Try setting time aside time for mindfulness first thing in the morning. This is the time of day that most people have the most control over. Set your alarm for 15 to 20 minutes earlier. Avoid checking your emails, Instagram, or Facebook. As soon as you wake up, open an app like Insight Timer or Headspace and meditate for a few minutes. With these apps, you can listen to guided meditations, which are perfect for beginners to ease you into the practice.
2. Schedule your workouts like you do work meetings
Getting regular exercise has so many benefits! It’s been proven to decrease anxiety, depression, and stress, help with weight loss, increase your energy levels, improve brain health and memory, improve sleep quality, and more.
But as a busy professional, I realize that making time for exercise can feel impossible some days. Take a look at your calendar: is there a time when you don’t regularly have other conflicts? For example, if you have a team meeting every Tuesday and Thursday morning, and client dinners on Fridays, commit an hour on Monday and Wednesday night and Saturday afternoon to get active.
Put your workouts in your calendar as recurring events. That way, you’ll treat appointments to work out like you do work meetings. If it helps, you can even give yourself an incentive. A friend of mine, for example, puts $5 toward the shoes she’s been eyeing every time she goes to the gym!
3. Invest in therapy
Sometimes we need someone else’s influence to help with self-care. The best way to start your self-care practices is to come from a place of strength and stability. Doing so can help prevent a crisis.

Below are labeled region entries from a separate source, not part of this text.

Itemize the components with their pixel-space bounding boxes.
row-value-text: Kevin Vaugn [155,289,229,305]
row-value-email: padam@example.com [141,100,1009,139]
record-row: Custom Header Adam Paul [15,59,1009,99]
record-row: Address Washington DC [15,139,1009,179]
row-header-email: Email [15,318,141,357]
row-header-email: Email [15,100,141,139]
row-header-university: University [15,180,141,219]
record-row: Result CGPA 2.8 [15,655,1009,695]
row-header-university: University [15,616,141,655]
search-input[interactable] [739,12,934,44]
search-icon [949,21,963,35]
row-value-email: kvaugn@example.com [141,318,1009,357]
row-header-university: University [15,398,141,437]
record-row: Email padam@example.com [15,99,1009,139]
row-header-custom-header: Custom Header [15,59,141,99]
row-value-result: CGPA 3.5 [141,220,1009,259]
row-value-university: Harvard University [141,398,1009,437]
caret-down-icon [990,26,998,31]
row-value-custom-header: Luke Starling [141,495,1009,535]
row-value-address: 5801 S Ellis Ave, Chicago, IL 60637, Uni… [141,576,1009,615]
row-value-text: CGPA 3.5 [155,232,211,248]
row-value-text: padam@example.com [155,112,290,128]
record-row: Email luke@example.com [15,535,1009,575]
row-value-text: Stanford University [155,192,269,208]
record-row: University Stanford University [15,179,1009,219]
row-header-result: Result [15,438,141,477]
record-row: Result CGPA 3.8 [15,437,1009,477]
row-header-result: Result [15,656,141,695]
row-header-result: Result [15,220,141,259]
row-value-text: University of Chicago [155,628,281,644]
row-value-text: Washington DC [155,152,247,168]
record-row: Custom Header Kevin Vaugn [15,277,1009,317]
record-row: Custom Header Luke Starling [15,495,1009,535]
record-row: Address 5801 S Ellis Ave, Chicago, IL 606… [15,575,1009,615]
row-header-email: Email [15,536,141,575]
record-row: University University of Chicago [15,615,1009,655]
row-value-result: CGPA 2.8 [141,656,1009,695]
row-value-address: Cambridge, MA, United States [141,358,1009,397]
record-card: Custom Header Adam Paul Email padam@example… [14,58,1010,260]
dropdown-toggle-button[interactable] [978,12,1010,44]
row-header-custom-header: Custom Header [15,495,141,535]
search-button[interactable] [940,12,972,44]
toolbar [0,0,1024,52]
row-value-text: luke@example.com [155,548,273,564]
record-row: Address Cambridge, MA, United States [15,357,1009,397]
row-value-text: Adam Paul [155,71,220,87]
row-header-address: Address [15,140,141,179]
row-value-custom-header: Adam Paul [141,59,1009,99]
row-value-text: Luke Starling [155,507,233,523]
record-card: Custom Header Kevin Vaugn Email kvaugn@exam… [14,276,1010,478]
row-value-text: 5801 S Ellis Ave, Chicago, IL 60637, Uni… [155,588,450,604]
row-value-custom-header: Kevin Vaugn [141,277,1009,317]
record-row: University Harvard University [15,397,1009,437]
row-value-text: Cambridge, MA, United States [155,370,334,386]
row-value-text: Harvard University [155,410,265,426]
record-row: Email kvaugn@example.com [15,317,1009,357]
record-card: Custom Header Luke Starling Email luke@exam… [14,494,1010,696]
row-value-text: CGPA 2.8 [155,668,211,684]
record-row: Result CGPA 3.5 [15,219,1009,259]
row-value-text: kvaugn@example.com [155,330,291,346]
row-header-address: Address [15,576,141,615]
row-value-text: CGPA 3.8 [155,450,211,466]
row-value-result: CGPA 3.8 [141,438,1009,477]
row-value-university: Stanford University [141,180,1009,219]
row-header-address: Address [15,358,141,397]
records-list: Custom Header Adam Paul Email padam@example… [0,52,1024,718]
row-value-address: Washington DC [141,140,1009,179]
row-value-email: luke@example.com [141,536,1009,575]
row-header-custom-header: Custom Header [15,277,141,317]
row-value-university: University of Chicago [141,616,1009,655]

A good therapist will help you get familiar with the origins of your thoughts and behaviors. They can help you recognize your patterns and forecast how your past and present influence you now and in the future. With that said, therapy isn’t meant to erase all feelings of sadness. It can help you build the skills to weather any storm.

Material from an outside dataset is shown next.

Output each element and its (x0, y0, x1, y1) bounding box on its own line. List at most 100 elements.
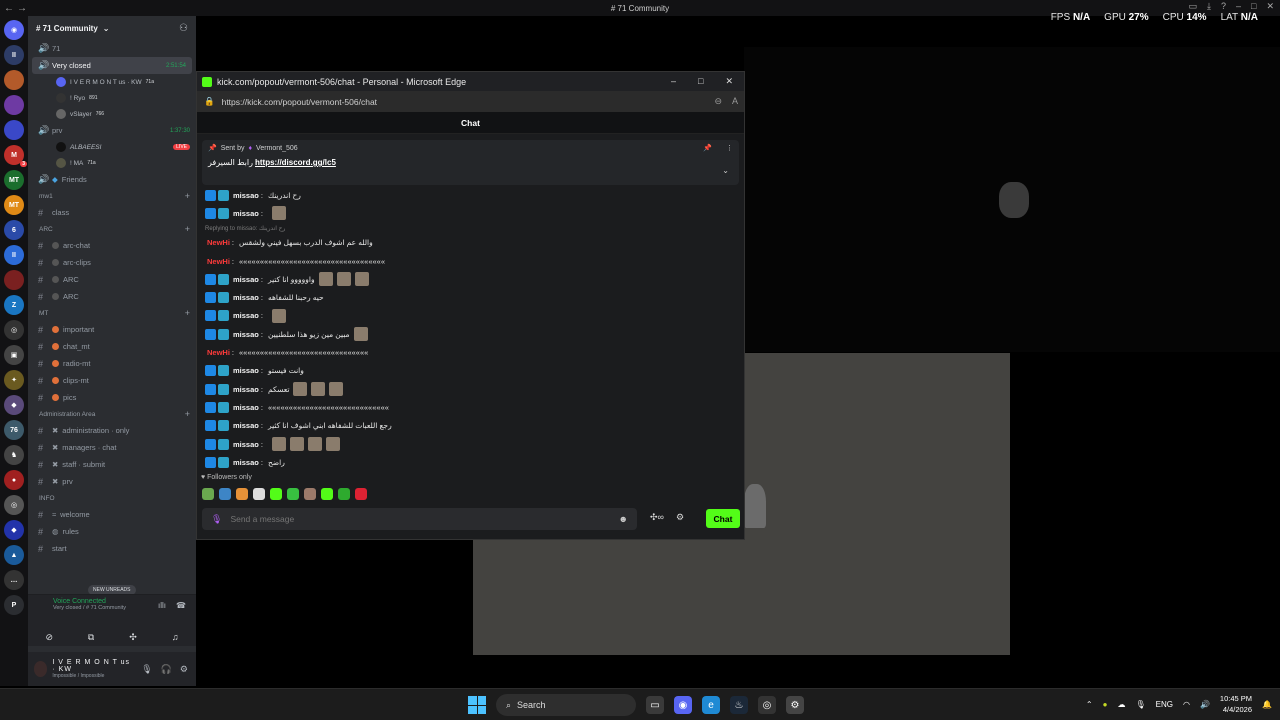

If therapy isn’t your cup of tea, consider hiring a personal trainer, a dietician, or life coach. As I shared in Tip 1, consistency is key. Set aside a specific time and place each week to check in with yourself and evaluate how you’re doing and why.
4. Meal prep
There are so many benefits to a healthy diet, like brightening your mood, protecting your bones, strengthening your immune system, boosting your brain power, reducing insomnia, soothing sore muscles, and reducing your cravings for unhealthy food.
Like working out, finding the time for preparing and eating healthy meals might feel like an overwhelming challenge. I recommend preparing a week’s worth of healthy food each Sunday that you can quickly reheat for lunches and dinners. So the food won’t spoil, you can store most of it in your freezer. Yes, this does take a few hours up front, but it also eliminates the time barrier for the rest of your week. Eating healthy becomes as easy as grabbing a pastry at the Starbucks around the corner.
Meal prep saves you the time you would spend waiting in long lines and trying to decide what to make for dinner. You’re free to use that extra time to take a walk outside, work on that looming deadline, or connect with a co-worker.
5. Set boundaries
When you start intentionally taking time for yourself, you might encounter resistance from those around you. If you face this kind of push-back, be assertive about your needs and boundaries.
Remember, you can take 20 minutes for yourself, and the world will still be there when you come back. Plus, you’ll return in a much better, healthier place to deal with the world around you.
Self-care isn’t an indulgent luxury. It’s not selfish. Self-care is essential for your physical and mental health.
Self-care doesn’t have to cost a lot of money, and it doesn’t require a lot of time. If you’re struggling to fit self-care into your routine, start small, prioritize, and get a feel for what you need. By following my five tips, you can focus on your wellbeing and set yourself up for success!